Con la proclamazione dell’indipendenza da parte del Governatore militare della Nigeria Orientale, Odumegwu Ojukwu, iniziava il 30 maggio 1967, cinquant’anni fa, la guerra del Biafra. È stata una dei primi e certamente una dei più cruenti conflitti della stagione che è seguita alle indipendenze africane.
La scintilla che accende gli scontri è la decisione dell’allora capo dello Stato Yakubu Gowon di dividere la Federazione nigeriana in 12 Stati di cui tre nel Sud-Est, regione, oggi come allora, ricca di petrolio. Il Biafra riesce a mantenere la sua autonomia. Ma non basta. La regione, meno del 10% del territorio nigeriano, ha una popolazione di 14 milioni di persone (su 55 della Federazione), per lo più cristiana e per due terzi di etnia igbo. Fin dall’indipendenza, gli igbo si sentono emarginati dalla vita socio-politica nigeriana e perseguitati dagli altri due principali gruppi etnici, gli hausa-foulani (Nord) e gli yorouba (Sud-Ovest).
Così, già nel gennaio 1966, la Nigeria assiste a un primo colpo di Stato. I media puntano il dito contro gli ufficiali igbo. La reazione è durissima e molti igbo vengono massacrati nel Nord. Due milioni di essi decidono di trasferirsi nella regione natia. La tensione sale ancora e sfocia nella dichiarazione di indipendenza. Ma il Governo nigeriano non può accettare che una delle sue regioni più ricche si stacchi e diventi indipendente. Il Biafra ha un’agricoltura floridissima e, soprattutto, è ricchissimo di idrocarburi.
La reazione è quindi violenta. Il Presidente federale dichiara la secessione un «atto di ribellione» e annuncia che «verrà schiacciata». Le autorità militari federali organizzano un blocco commerciale della regione meridionale. Scatta poi un’offensiva militare sul terreno, preparata da forti bombardamenti aerei.
La Nigeria è sostenuta dalla Gran Bretagna, ex potenza coloniale, ma anche da Stati Uniti, Unione Sovietica e dall’Organizzazione per l’unità africana. I secessionisti trovano il sostegno solo di Portogallo, Francia (che mira ad ampliare la propria zona di influenza in una regione ricchissima) e da alcuni Stati africani (tra i quali la Rhodesia).
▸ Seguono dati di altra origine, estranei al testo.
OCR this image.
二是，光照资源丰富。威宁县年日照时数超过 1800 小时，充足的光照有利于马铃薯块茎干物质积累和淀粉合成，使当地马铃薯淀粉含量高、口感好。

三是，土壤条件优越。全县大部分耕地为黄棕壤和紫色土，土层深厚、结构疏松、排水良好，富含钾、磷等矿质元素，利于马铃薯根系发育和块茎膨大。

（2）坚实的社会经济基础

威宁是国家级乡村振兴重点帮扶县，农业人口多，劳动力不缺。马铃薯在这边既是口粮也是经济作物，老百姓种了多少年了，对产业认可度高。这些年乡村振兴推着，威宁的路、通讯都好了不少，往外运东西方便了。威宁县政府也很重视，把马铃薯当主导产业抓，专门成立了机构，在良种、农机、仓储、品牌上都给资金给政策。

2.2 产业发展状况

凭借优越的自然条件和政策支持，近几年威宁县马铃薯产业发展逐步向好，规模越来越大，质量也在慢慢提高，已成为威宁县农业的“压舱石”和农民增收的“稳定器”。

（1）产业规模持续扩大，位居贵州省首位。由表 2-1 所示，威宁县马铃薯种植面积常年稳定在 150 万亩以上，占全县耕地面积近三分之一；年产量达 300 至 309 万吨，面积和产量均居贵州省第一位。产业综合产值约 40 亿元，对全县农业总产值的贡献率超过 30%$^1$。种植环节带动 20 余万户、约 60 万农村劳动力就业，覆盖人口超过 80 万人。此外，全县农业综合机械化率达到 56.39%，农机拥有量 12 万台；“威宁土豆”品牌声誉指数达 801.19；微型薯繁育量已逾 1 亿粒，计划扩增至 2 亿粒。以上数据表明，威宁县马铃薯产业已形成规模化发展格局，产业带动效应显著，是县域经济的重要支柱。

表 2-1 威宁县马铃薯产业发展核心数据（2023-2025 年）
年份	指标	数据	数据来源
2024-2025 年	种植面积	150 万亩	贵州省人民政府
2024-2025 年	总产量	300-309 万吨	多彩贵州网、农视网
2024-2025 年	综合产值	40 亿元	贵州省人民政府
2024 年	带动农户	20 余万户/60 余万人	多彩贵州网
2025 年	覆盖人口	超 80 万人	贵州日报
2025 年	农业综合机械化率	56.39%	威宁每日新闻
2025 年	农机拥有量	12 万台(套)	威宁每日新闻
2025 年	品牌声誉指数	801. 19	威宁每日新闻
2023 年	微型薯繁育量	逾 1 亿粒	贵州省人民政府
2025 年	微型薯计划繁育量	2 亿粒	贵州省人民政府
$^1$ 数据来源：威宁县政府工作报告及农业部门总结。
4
L’offensiva dell’esercito nigeriano sarà implacabile e accompagnata da violazioni dei diritti umani. Nel frattempo il Biafra è colpito da una drammatica carestia che affama tra gli otto e i dodici milioni di persone. Il mondo viene a sapere di quella tragedia dai primi filmati in bianco e nero che vengono trasmessi dai telegiornali. Si vedono i volti dei bambini sofferenti e malnutriti. Passano le immagini dei violenti combattimenti.
Una manciata di medici francesi, tra cui il futuro ministro francese Bernard Kouchner, colpita dalla tragedia e non soddisfatta del lavoro delle istituzioni internazionali decide di intervenire. Da quella loro azione, nel 1971, nascerà Medici senza Frontiere, organizzazione ancora attiva negli interventi di emergenza in situazioni di guerra.
Intanto i soldati nigeriani prendono una città dopo l’altra. All’inizio del 1970, l’esercito federale lancia il suo ultimo assalto. Il 15 gennaio l’incubo finisce: il Biafra non esiste più. Ojukwu fugge in Costa d’Avorio. I militari biafrani si arrendono. Alla fine, quando la follia termina, i morti saranno
più di un milione, se si sommano le vittime della fame a quelle della guerra vera e propria. Quella ferita procurerà dolore ancora per molto. E oggi, a cinquant’anni di distanza, tornano anche le rivendicazioni di indipendenza (represse dal Governo di Abuja). Segno che l’insoddisfazione verso la Nigeria non è venuta meno nelle regioni del Sud-Est.